Railway station in Takaoka, Toyama Prefecture, Japan

Etchū-Kokubu Station (越中国分駅, Etchū-Kokubu-eki) is a train station in the city of Takaoka, Toyama Prefecture, Japan. It is the newest station of the Himi Line operated by West Japan Railway Company.

==Lines==
Etchū-Kokubu Station is a station on the Himi Line, and is located 9.0 kilometers from the opposing end of the line at .

==Layout==
Etchū-Kokubu Station consists of a single ground-level side platform, serving a single bi-directional track.

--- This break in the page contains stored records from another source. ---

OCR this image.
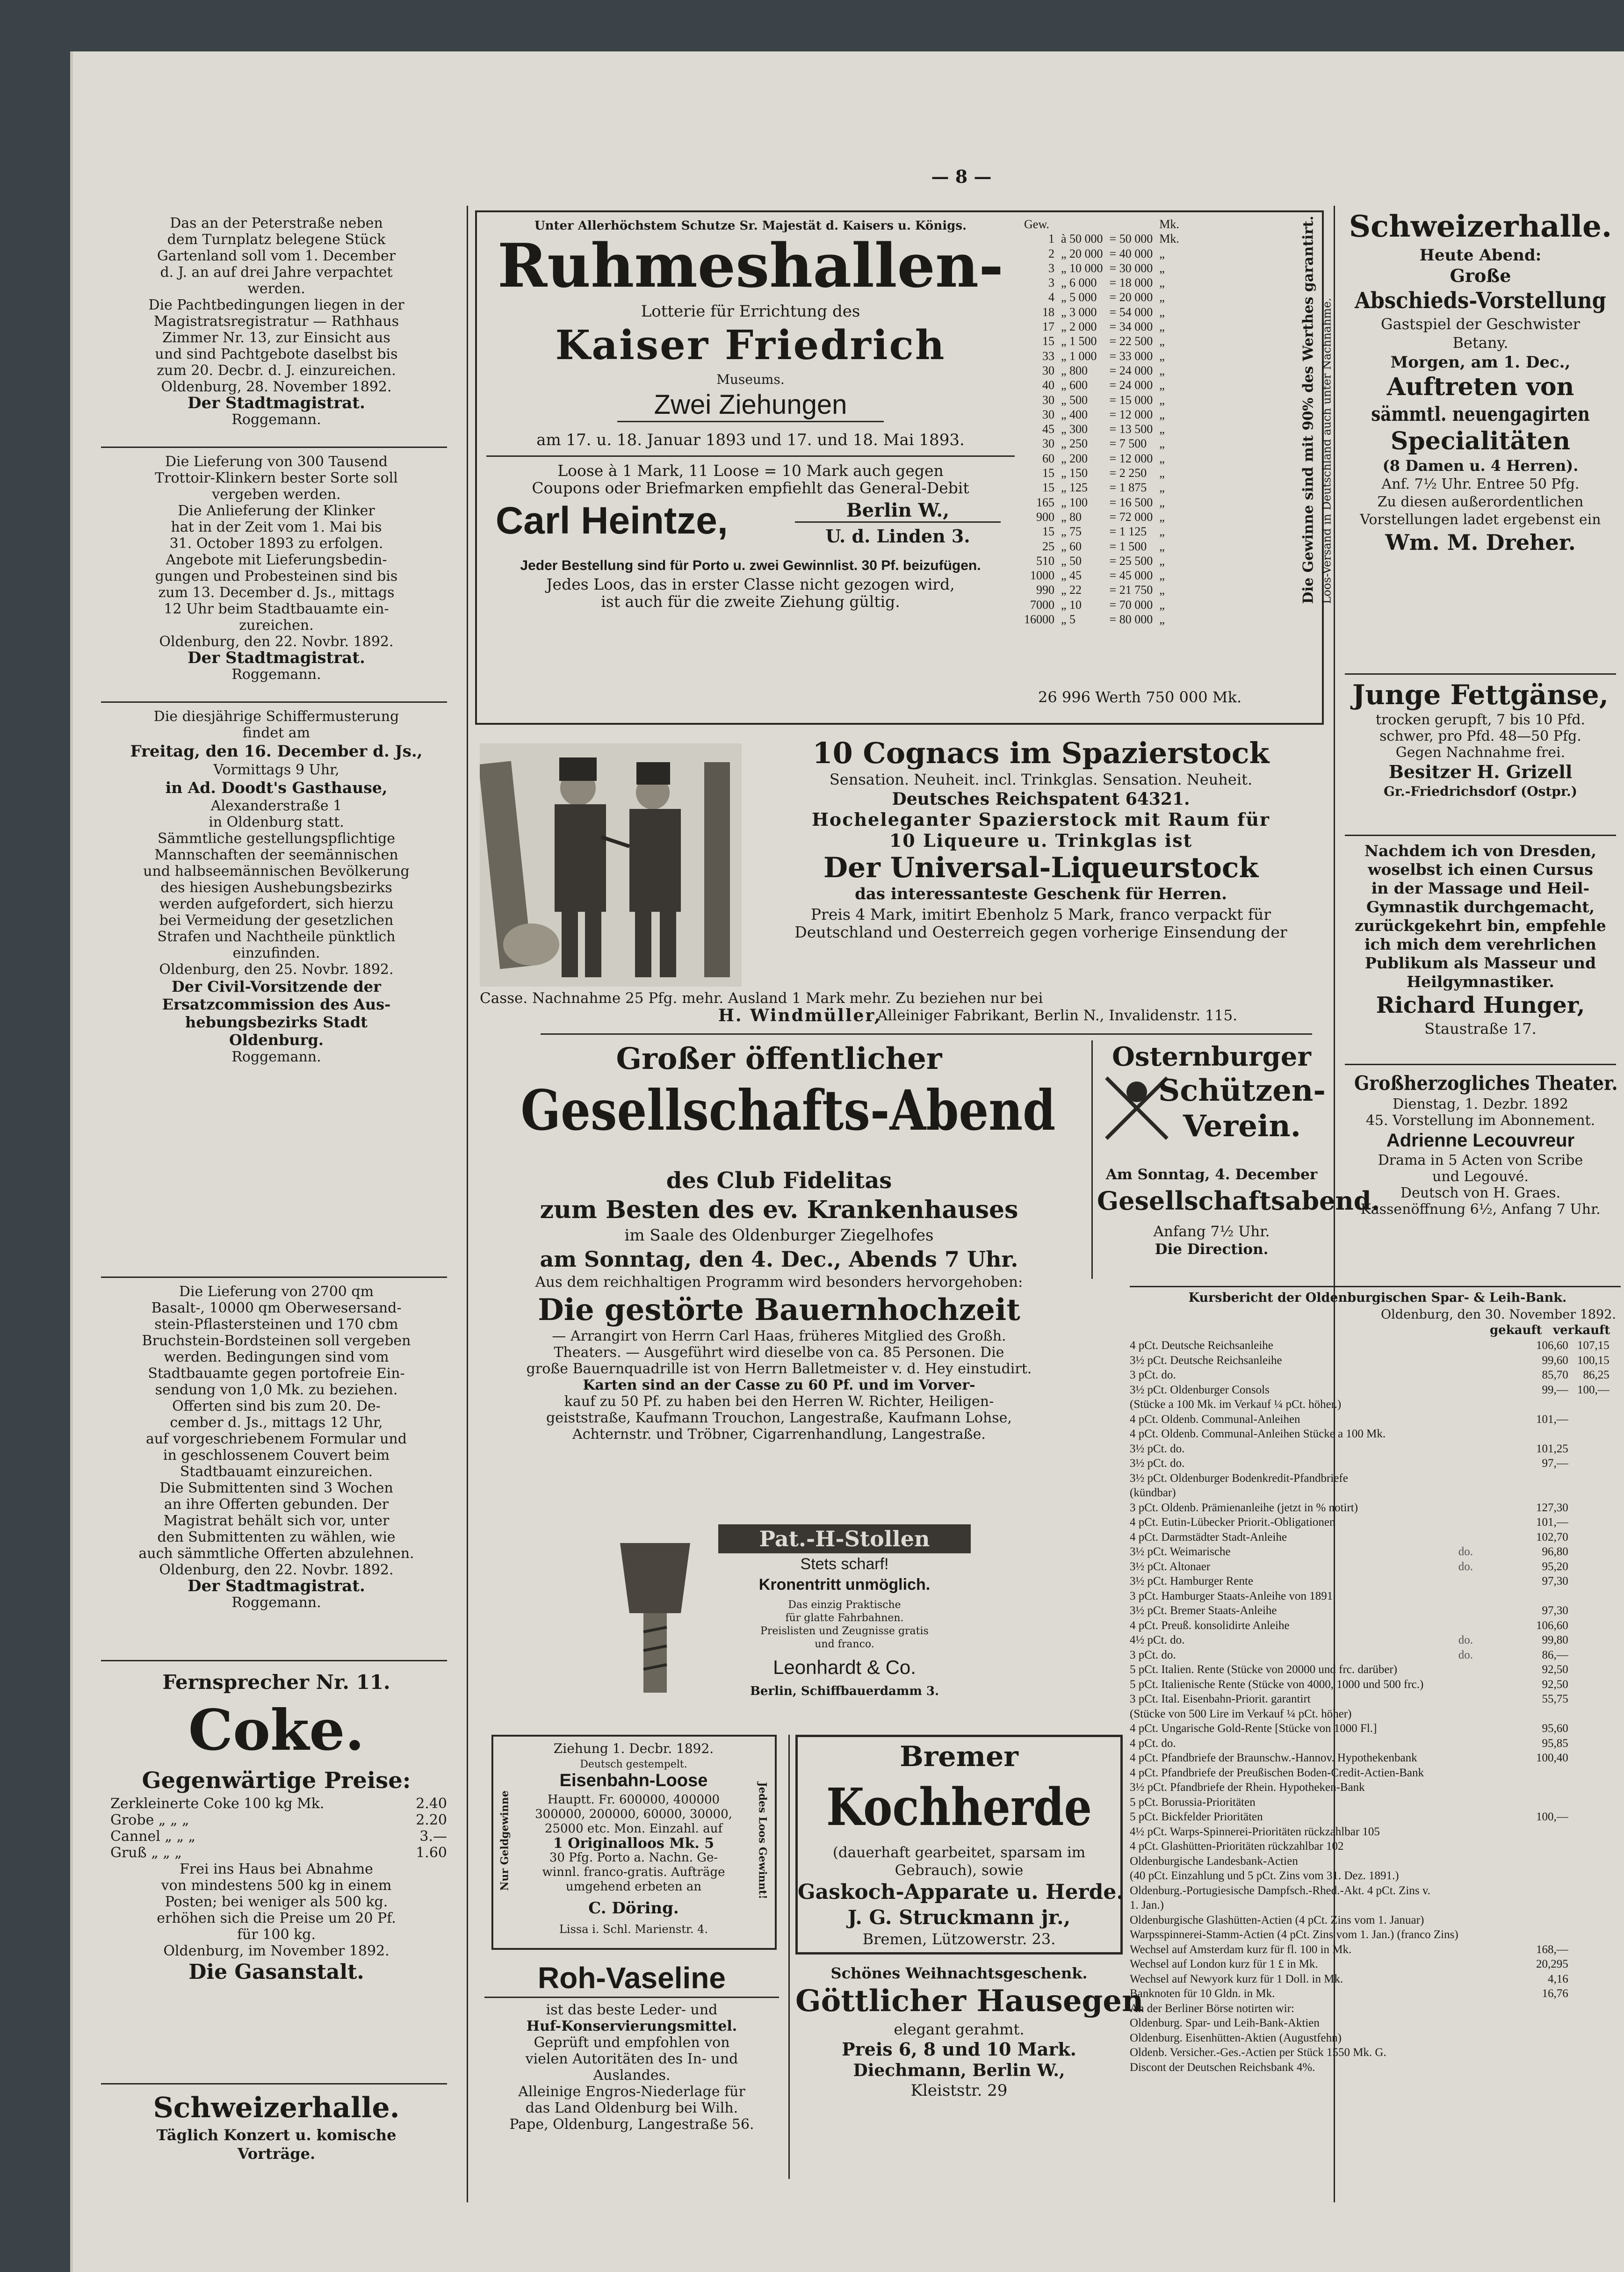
— 8 —

Das an der Peterstraße neben

dem Turnplatz belegene Stück

Gartenland soll vom 1. December

d. J. an auf drei Jahre verpachtet

werden.

Die Pachtbedingungen liegen in der

Magistratsregistratur — Rathhaus

Zimmer Nr. 13, zur Einsicht aus

und sind Pachtgebote daselbst bis

zum 20. Decbr. d. J. einzureichen.

Oldenburg, 28. November 1892.

Der Stadtmagistrat.

Roggemann.

Die Lieferung von 300 Tausend

Trottoir-Klinkern bester Sorte soll

vergeben werden.

Die Anlieferung der Klinker

hat in der Zeit vom 1. Mai bis

31. October 1893 zu erfolgen.

Angebote mit Lieferungsbedin-

gungen und Probesteinen sind bis

zum 13. December d. Js., mittags

12 Uhr beim Stadtbauamte ein-

zureichen.

Oldenburg, den 22. Novbr. 1892.

Der Stadtmagistrat.

Roggemann.

Die diesjährige Schiffermusterung

findet am

Freitag, den 16. December d. Js.,

Vormittags 9 Uhr,

in Ad. Doodt's Gasthause,

Alexanderstraße 1

in Oldenburg statt.

Sämmtliche gestellungspflichtige

Mannschaften der seemännischen

und halbseemännischen Bevölkerung

des hiesigen Aushebungsbezirks

werden aufgefordert, sich hierzu

bei Vermeidung der gesetzlichen

Strafen und Nachtheile pünktlich

einzufinden.

Oldenburg, den 25. Novbr. 1892.

Der Civil-Vorsitzende der

Ersatzcommission des Aus-

hebungsbezirks Stadt

Oldenburg.

Roggemann.

Die Lieferung von 2700 qm

Basalt-, 10000 qm Oberwesersand-

stein-Pflastersteinen und 170 cbm

Bruchstein-Bordsteinen soll vergeben

werden. Bedingungen sind vom

Stadtbauamte gegen portofreie Ein-

sendung von 1,0 Mk. zu beziehen.

Offerten sind bis zum 20. De-

cember d. Js., mittags 12 Uhr,

auf vorgeschriebenem Formular und

in geschlossenem Couvert beim

Stadtbauamt einzureichen.

Die Submittenten sind 3 Wochen

an ihre Offerten gebunden. Der

Magistrat behält sich vor, unter

den Submittenten zu wählen, wie

auch sämmtliche Offerten abzulehnen.

Oldenburg, den 22. Novbr. 1892.

Der Stadtmagistrat.

Roggemann.

Fernsprecher Nr. 11.

Coke.

Gegenwärtige Preise:

Zerkleinerte Coke 100 kg Mk.	2.40
Grobe „ „ „	2.20
Cannel „ „ „	3.—
Gruß „ „ „	1.60

Frei ins Haus bei Abnahme

von mindestens 500 kg in einem

Posten; bei weniger als 500 kg.

erhöhen sich die Preise um 20 Pf.

für 100 kg.

Oldenburg, im November 1892.

Die Gasanstalt.

Schweizerhalle.

Täglich Konzert u. komische

Vorträge.

Unter Allerhöchstem Schutze Sr. Majestät d. Kaisers u. Königs.

Ruhmeshallen-

Lotterie für Errichtung des

Kaiser Friedrich

Museums.

Zwei Ziehungen

am 17. u. 18. Januar 1893 und 17. und 18. Mai 1893.

Loose à 1 Mark, 11 Loose = 10 Mark auch gegen

Coupons oder Briefmarken empfiehlt das General-Debit

Carl Heintze,	Berlin W.,

U. d. Linden 3.

Jeder Bestellung sind für Porto u. zwei Gewinnlist. 30 Pf. beizufügen.

Jedes Loos, das in erster Classe nicht gezogen wird,

ist auch für die zweite Ziehung gültig.

Gew.			Mk.
1	à 50 000	= 50 000	Mk.
2	„ 20 000	= 40 000	„
3	„ 10 000	= 30 000	„
3	„ 6 000	= 18 000	„
4	„ 5 000	= 20 000	„
18	„ 3 000	= 54 000	„
17	„ 2 000	= 34 000	„
15	„ 1 500	= 22 500	„
33	„ 1 000	= 33 000	„
30	„ 800	= 24 000	„
40	„ 600	= 24 000	„
30	„ 500	= 15 000	„
30	„ 400	= 12 000	„
45	„ 300	= 13 500	„
30	„ 250	= 7 500	„
60	„ 200	= 12 000	„
15	„ 150	= 2 250	„
15	„ 125	= 1 875	„
165	„ 100	= 16 500	„
900	„ 80	= 72 000	„
15	„ 75	= 1 125	„
25	„ 60	= 1 500	„
510	„ 50	= 25 500	„
1000	„ 45	= 45 000	„
990	„ 22	= 21 750	„
7000	„ 10	= 70 000	„
16000	„ 5	= 80 000	„

26 996 Werth 750 000 Mk.

Die Gewinne sind mit 90% des Werthes garantirt. Loos-Versand in Deutschland auch unter Nachnahme.

10 Cognacs im Spazierstock

Sensation. Neuheit. incl. Trinkglas. Sensation. Neuheit.

Deutsches Reichspatent 64321.

Hocheleganter Spazierstock mit Raum für

10 Liqueure u. Trinkglas ist

Der Universal-Liqueurstock

das interessanteste Geschenk für Herren.

Preis 4 Mark, imitirt Ebenholz 5 Mark, franco verpackt für

Deutschland und Oesterreich gegen vorherige Einsendung der

Casse. Nachnahme 25 Pfg. mehr. Ausland 1 Mark mehr. Zu beziehen nur bei

H. Windmüller,

Alleiniger Fabrikant, Berlin N., Invalidenstr. 115.

Großer öffentlicher

Gesellschafts-Abend

des Club Fidelitas

zum Besten des ev. Krankenhauses

im Saale des Oldenburger Ziegelhofes

am Sonntag, den 4. Dec., Abends 7 Uhr.

Aus dem reichhaltigen Programm wird besonders hervorgehoben:

Die gestörte Bauernhochzeit

— Arrangirt von Herrn Carl Haas, früheres Mitglied des Großh.

Theaters. — Ausgeführt wird dieselbe von ca. 85 Personen. Die

große Bauernquadrille ist von Herrn Balletmeister v. d. Hey einstudirt.

Karten sind an der Casse zu 60 Pf. und im Vorver-

kauf zu 50 Pf. zu haben bei den Herren W. Richter, Heiligen-

geiststraße, Kaufmann Trouchon, Langestraße, Kaufmann Lohse,

Achternstr. und Tröbner, Cigarrenhandlung, Langestraße.

Osternburger

Schützen-

Verein.

Am Sonntag, 4. December

Gesellschaftsabend.

Anfang 7½ Uhr.

Die Direction.

Pat.-H-Stollen

Stets scharf!

Kronentritt unmöglich.

Das einzig Praktische

für glatte Fahrbahnen.

Preislisten und Zeugnisse gratis

und franco.

Leonhardt & Co.

Berlin, Schiffbauerdamm 3.

Ziehung 1. Decbr. 1892.

Deutsch gestempelt.

Eisenbahn-Loose

Hauptt. Fr. 600000, 400000

300000, 200000, 60000, 30000,

25000 etc. Mon. Einzahl. auf

1 Originalloos Mk. 5

30 Pfg. Porto a. Nachn. Ge-

winnl. franco-gratis. Aufträge

umgehend erbeten an

C. Döring.

Lissa i. Schl. Marienstr. 4.

Nur Geldgewinne	Jedes Loos Gewinnt!

Roh-Vaseline

ist das beste Leder- und

Huf-Konservierungsmittel.

Geprüft und empfohlen von

vielen Autoritäten des In- und

Auslandes.

Alleinige Engros-Niederlage für

das Land Oldenburg bei Wilh.

Pape, Oldenburg, Langestraße 56.

Bremer

Kochherde

(dauerhaft gearbeitet, sparsam im

Gebrauch), sowie

Gaskoch-Apparate u. Herde.

J. G. Struckmann jr.,

Bremen, Lützowerstr. 23.

Schönes Weihnachtsgeschenk.

Göttlicher Hausegen

elegant gerahmt.

Preis 6, 8 und 10 Mark.

Diechmann, Berlin W.,

Kleiststr. 29

Kursbericht der Oldenburgischen Spar- & Leih-Bank.

Oldenburg, den 30. November 1892.

gekauft verkauft

4 pCt. Deutsche Reichsanleihe		106,60	107,15
3½ pCt. Deutsche Reichsanleihe		99,60	100,15
3 pCt. do.		85,70	86,25
3½ pCt. Oldenburger Consols		99,—	100,—
(Stücke a 100 Mk. im Verkauf ¼ pCt. höher.)			
4 pCt. Oldenb. Communal-Anleihen		101,—	
4 pCt. Oldenb. Communal-Anleihen Stücke a 100 Mk.			
3½ pCt. do.		101,25	
3½ pCt. do.		97,—	
3½ pCt. Oldenburger Bodenkredit-Pfandbriefe			
(kündbar)			
3 pCt. Oldenb. Prämienanleihe (jetzt in % notirt)		127,30	
4 pCt. Eutin-Lübecker Priorit.-Obligationen		101,—	
4 pCt. Darmstädter Stadt-Anleihe		102,70	
3½ pCt. Weimarische	do.	96,80	
3½ pCt. Altonaer	do.	95,20	
3½ pCt. Hamburger Rente		97,30	
3 pCt. Hamburger Staats-Anleihe von 1891			
3½ pCt. Bremer Staats-Anleihe		97,30	
4 pCt. Preuß. konsolidirte Anleihe		106,60	
4½ pCt. do.	do.	99,80	
3 pCt. do.	do.	86,—	
5 pCt. Italien. Rente (Stücke von 20000 und frc. darüber)		92,50	
5 pCt. Italienische Rente (Stücke von 4000, 1000 und 500 frc.)		92,50	
3 pCt. Ital. Eisenbahn-Priorit. garantirt		55,75	
(Stücke von 500 Lire im Verkauf ¼ pCt. höher)			
4 pCt. Ungarische Gold-Rente [Stücke von 1000 Fl.]		95,60	
4 pCt. do.		95,85	
4 pCt. Pfandbriefe der Braunschw.-Hannov. Hypothekenbank		100,40	
4 pCt. Pfandbriefe der Preußischen Boden-Credit-Actien-Bank			
3½ pCt. Pfandbriefe der Rhein. Hypotheken-Bank			
5 pCt. Borussia-Prioritäten			
5 pCt. Bickfelder Prioritäten		100,—	
4½ pCt. Warps-Spinnerei-Prioritäten rückzahlbar 105			
4 pCt. Glashütten-Prioritäten rückzahlbar 102			
Oldenburgische Landesbank-Actien			
(40 pCt. Einzahlung und 5 pCt. Zins vom 31. Dez. 1891.)			
Oldenburg.-Portugiesische Dampfsch.-Rhed.-Akt. 4 pCt. Zins v.			
1. Jan.)			
Oldenburgische Glashütten-Actien (4 pCt. Zins vom 1. Januar)			
Warpsspinnerei-Stamm-Actien (4 pCt. Zins vom 1. Jan.) (franco Zins)			
Wechsel auf Amsterdam kurz für fl. 100 in Mk.		168,—	
Wechsel auf London kurz für 1 £ in Mk.		20,295	
Wechsel auf Newyork kurz für 1 Doll. in Mk.		4,16	
Banknoten für 10 Gldn. in Mk.		16,76	
An der Berliner Börse notirten wir:			
Oldenburg. Spar- und Leih-Bank-Aktien			
Oldenburg. Eisenhütten-Aktien (Augustfehn)			
Oldenb. Versicher.-Ges.-Actien per Stück 1550 Mk. G.			
Discont der Deutschen Reichsbank 4%.			

Schweizerhalle.

Heute Abend:

Große

Abschieds-Vorstellung

Gastspiel der Geschwister

Betany.

Morgen, am 1. Dec.,

Auftreten von

sämmtl. neuengagirten

Specialitäten

(8 Damen u. 4 Herren).

Anf. 7½ Uhr. Entree 50 Pfg.

Zu diesen außerordentlichen

Vorstellungen ladet ergebenst ein

Wm. M. Dreher.

Junge Fettgänse,

trocken gerupft, 7 bis 10 Pfd.

schwer, pro Pfd. 48—50 Pfg.

Gegen Nachnahme frei.

Besitzer H. Grizell

Gr.-Friedrichsdorf (Ostpr.)

Nachdem ich von Dresden,

woselbst ich einen Cursus

in der Massage und Heil-

Gymnastik durchgemacht,

zurückgekehrt bin, empfehle

ich mich dem verehrlichen

Publikum als Masseur und

Heilgymnastiker.

Richard Hunger,

Staustraße 17.

Großherzogliches Theater.

Dienstag, 1. Dezbr. 1892

45. Vorstellung im Abonnement.

Adrienne Lecouvreur

Drama in 5 Acten von Scribe

und Legouvé.

Deutsch von H. Graes.

Kassenöffnung 6½, Anfang 7 Uhr.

The station is unattended.

The station is an unstaffed station with one side platform serving one track.

==History==
Etchū-Kokubu Station was opened on July 1, 1953. With the privatization of the JNR on April 1, 1987, the station came under the control of the West Japan Railway Company.

== Adjacent stations ==

| « |  | Service | » |  |
Himi Line
| Fushiki |  | - | Amaharashi |  |

==Passenger statistics==
In fiscal 2015, the station was used by an average of 280 passengers daily (boarding passengers only).

Data for previous years is as follows:

| Year | Passengers |
|---|---|
| 2004 | 345 |
| 2005 | 314 |
| 2006 | 289 |
| 2007 | 272 |
| 2008 | 268 |
| 2009 | 249 |
| 2010 | 246 |
| 2011 | 248 |

==Surrounding area==

Between this station and neighbouring Amaharashi Station there are views on the right-hand side when heading towards Himi Station. These include views of the reefs of Otokoiwa, Onnaiwa and Yoshitsuneiwa located in the Sea of Japan.
The surrounding area also contains Toyoma-ken Ritsushiki Senior High School, Japan National Route 415 and Koshi no Niwa onsen.